Van Sickle: Bigger greens? I don’t think so. Who’s going to pay for that? Not the USGA. Not the money-grubbing Pebble Beach Co. No chance.
Herre: The 14th green will be changed. That hole was a joke.
Dusek: You’re right. The four hole placements are all within steps of each other, and half the putting surface is unusable. Running at 13.5 on the Stimpmeter, it’s crazy.
CLIFFS OF DOOM VS. FINISH AT SAWGRASS
Garrity: The USGA wanted the cliffs to come into play, and today they did. Tiger ran it off the edge on 6 and made bogey. Ernie Els went down by the beach on 10 and made double. How do the Cliffs of Doom compare to the sphincter-tightening closing holes at TPC Sawgrass?
Lipsey: The TPC closers are much more fun to watch — 16, 17 and 18 there are the best closing show in golf.
Evans: If they could have re-routed the course, the Cliffs would have been better finishing holes than asking pros to hit a long iron into a tiny green at the 17th and hitting driver and 5-iron into a marginal par-5 18th. But coming in the middle of the round, you won’t ever win or lose the tournament there.
Dusek: You can lose a U.S. Open on any hole over four days. Dustin Johnson lost it on the second hole Sunday. And while we’re at it, let’s re-route St. Andrews so it finishes on 17!
Van Sickle: Farrell makes a good point. There are two holes where the USGA didn’t get it right. The 14th with the shaved banks and the 17th, where even Superman couldn’t hold a shot. Move the tee up at 17 or soften the green. I’ve never been a fan of that hole, anyway. What a waste of brilliant ocean-front property. Those two holes piled on some needless bogeys and need improving.
Godich: No comparison between Pebble and Sawgrass. The 16th at Sawgrass is shorter than the ninth and 10th at Pebble. And you could almost fit those three greens at Pebble onto the 17th at Sawgrass.
Van Sickle: Cliffs of Doom are way better. You have to play a poor shot to get hosed. At 17 at Sawgrass, you can hit the green and still go in the water and make triple. Also, they’re on the Monterey Peninsula, which beats Florida every dang time.
Lipsey: Better, maybe, but not more fun to watch
WATSON’S CHANCES AT ST. ANDREWS
Garrity: Tom Watson, who won his only U.S. Open here in ’82, missed a tiny birdie putt on the 72nd hole, but he’s the second-oldest man to make the cut in the U.S. Open. Given his play at Pebble and his unbelievable near-victory last year at Turnberry, can he be possibly contend next month at St. Andrews?
Lipsey: Very unlikely, unless it’s bad weather and scores are bad. No geezer can go as low as the tykes.
Morfit: If the weather’s crappy, yes.
Godich: Why not? Most impressive was the string of five-footers he made on the front nine today. No secret, but it’s all about the putter with the other TW.

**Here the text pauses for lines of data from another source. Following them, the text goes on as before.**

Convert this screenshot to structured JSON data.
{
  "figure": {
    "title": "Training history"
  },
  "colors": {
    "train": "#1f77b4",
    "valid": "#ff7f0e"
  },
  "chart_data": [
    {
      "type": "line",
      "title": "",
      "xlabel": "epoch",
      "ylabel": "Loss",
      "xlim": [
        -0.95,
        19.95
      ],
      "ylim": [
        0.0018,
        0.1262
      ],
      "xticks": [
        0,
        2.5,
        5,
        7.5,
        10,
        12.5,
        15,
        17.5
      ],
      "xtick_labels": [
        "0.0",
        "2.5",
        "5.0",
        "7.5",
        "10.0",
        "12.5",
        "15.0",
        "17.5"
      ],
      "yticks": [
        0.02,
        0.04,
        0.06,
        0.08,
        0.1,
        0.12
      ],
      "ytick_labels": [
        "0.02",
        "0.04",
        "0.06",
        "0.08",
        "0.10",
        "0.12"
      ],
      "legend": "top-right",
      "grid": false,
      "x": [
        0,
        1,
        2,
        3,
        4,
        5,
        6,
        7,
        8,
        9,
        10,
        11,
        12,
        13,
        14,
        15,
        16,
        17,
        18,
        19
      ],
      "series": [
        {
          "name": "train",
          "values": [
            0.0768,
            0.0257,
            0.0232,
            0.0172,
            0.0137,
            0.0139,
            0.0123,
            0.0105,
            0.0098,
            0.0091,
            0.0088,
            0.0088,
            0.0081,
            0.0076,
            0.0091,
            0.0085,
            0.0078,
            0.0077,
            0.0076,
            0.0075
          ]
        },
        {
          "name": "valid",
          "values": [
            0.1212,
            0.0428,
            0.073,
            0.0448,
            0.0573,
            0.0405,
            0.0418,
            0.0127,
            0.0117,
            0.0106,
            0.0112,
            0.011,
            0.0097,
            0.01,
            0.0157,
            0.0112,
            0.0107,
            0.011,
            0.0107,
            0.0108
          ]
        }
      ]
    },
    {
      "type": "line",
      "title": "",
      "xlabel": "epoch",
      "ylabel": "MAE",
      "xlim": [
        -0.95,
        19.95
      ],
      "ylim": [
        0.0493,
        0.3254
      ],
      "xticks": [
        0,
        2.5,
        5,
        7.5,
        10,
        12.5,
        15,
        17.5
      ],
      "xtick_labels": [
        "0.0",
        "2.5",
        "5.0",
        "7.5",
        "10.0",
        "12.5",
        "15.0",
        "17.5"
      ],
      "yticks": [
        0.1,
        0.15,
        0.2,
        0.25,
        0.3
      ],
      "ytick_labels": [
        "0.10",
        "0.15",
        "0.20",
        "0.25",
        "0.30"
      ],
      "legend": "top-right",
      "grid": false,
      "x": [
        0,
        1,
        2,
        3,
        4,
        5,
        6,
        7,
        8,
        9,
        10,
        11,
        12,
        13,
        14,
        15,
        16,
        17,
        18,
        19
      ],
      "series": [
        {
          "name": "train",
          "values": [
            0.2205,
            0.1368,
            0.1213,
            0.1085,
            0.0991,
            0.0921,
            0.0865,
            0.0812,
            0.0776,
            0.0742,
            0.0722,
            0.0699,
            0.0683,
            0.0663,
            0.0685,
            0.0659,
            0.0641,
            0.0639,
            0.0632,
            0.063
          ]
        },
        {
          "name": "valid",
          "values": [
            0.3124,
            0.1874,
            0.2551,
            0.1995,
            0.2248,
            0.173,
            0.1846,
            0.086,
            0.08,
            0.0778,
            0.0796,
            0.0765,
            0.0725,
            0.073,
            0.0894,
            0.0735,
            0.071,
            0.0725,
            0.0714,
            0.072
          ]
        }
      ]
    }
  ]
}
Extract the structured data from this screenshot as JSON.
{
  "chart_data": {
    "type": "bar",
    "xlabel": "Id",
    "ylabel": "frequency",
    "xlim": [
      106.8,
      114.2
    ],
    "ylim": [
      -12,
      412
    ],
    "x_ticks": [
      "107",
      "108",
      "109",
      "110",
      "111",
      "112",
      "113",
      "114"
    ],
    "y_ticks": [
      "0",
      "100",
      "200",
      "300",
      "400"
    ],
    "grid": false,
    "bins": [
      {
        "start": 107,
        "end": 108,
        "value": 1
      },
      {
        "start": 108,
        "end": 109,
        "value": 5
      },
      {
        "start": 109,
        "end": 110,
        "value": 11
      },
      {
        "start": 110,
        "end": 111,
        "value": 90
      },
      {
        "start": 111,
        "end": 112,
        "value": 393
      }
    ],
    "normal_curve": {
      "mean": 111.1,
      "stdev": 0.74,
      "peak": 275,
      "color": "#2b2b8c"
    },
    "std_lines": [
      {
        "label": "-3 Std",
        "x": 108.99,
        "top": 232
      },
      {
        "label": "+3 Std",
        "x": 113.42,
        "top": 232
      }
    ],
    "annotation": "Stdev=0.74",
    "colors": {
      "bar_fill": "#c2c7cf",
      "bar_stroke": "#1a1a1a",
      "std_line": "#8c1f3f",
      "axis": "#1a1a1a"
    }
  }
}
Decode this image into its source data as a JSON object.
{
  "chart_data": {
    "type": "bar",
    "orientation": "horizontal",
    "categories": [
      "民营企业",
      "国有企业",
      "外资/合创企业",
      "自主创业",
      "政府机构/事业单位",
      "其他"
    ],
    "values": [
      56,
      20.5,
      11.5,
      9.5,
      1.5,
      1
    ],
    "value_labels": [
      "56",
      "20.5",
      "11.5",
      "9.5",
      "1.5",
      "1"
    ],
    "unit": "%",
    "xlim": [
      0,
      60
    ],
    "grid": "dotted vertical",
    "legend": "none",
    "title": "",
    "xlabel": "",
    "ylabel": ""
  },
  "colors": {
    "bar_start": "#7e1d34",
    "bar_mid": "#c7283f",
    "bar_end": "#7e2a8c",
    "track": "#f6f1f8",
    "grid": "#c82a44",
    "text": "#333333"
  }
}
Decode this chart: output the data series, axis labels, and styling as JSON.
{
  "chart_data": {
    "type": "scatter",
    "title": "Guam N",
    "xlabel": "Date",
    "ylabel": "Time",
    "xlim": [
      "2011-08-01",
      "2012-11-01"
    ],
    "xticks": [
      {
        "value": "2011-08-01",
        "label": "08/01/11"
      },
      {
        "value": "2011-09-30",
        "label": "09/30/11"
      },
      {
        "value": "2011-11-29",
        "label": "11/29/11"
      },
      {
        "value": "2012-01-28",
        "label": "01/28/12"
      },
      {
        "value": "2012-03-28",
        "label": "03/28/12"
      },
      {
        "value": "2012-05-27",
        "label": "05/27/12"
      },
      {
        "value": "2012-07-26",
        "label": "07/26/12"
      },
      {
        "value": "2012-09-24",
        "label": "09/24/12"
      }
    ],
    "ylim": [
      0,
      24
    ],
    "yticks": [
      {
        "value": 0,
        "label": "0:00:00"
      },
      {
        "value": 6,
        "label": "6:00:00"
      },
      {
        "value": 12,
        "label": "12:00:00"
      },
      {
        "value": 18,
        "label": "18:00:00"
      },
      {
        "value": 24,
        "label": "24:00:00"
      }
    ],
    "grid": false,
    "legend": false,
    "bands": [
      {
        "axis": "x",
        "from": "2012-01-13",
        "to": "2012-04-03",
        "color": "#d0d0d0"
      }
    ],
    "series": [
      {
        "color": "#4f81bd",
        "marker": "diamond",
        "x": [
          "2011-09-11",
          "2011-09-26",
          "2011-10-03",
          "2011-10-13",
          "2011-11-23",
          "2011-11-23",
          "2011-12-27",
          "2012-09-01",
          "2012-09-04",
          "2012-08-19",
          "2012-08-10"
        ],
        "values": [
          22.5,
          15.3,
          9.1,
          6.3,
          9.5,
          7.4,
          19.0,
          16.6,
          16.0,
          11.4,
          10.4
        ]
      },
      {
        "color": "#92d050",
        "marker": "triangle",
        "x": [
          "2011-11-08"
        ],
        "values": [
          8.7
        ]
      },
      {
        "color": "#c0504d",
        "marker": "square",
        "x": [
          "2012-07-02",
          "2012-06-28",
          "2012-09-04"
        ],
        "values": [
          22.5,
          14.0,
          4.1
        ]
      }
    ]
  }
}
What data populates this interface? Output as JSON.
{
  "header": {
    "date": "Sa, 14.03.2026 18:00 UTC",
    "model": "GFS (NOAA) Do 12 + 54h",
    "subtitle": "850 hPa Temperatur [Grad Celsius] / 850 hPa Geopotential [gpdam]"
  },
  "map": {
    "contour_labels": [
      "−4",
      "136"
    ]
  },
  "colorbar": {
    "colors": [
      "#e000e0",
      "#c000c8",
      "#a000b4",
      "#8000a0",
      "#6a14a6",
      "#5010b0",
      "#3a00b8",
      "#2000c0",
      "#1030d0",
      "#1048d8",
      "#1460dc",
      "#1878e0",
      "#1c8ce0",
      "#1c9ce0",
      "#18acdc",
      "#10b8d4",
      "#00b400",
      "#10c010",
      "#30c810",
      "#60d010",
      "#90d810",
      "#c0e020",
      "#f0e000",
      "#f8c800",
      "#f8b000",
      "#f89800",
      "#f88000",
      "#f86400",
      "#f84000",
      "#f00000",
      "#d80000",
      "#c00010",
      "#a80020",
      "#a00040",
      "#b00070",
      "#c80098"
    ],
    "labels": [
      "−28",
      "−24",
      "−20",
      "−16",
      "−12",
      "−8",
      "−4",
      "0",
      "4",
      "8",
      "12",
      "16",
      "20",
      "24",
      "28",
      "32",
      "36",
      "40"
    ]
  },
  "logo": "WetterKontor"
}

Herre: I think Watson’s 2009 British showing was a once-in-a-lifetime thing. He’s simply too shaky on the greens.
Gorant: The wide-open setup favors the big hitters, which will make it tough for him, but you can’t count out his experience and wile on a links course.
Evans: The last two British Opens should have been won by geezers — Norman and Watson. So I wouldn’t be surprised if Watson contends and plays in the last group with Tom Lehman and Sandy Lyle.
Lipsey: You’ve lost your marbles yet again. Sandy Lyle couldn’t win the Spook Rock senior flight C title.
Dusek: Another Watson run is too much to hope for. But I suppose a 60-year-old is capable of what a 59-year-old achieved.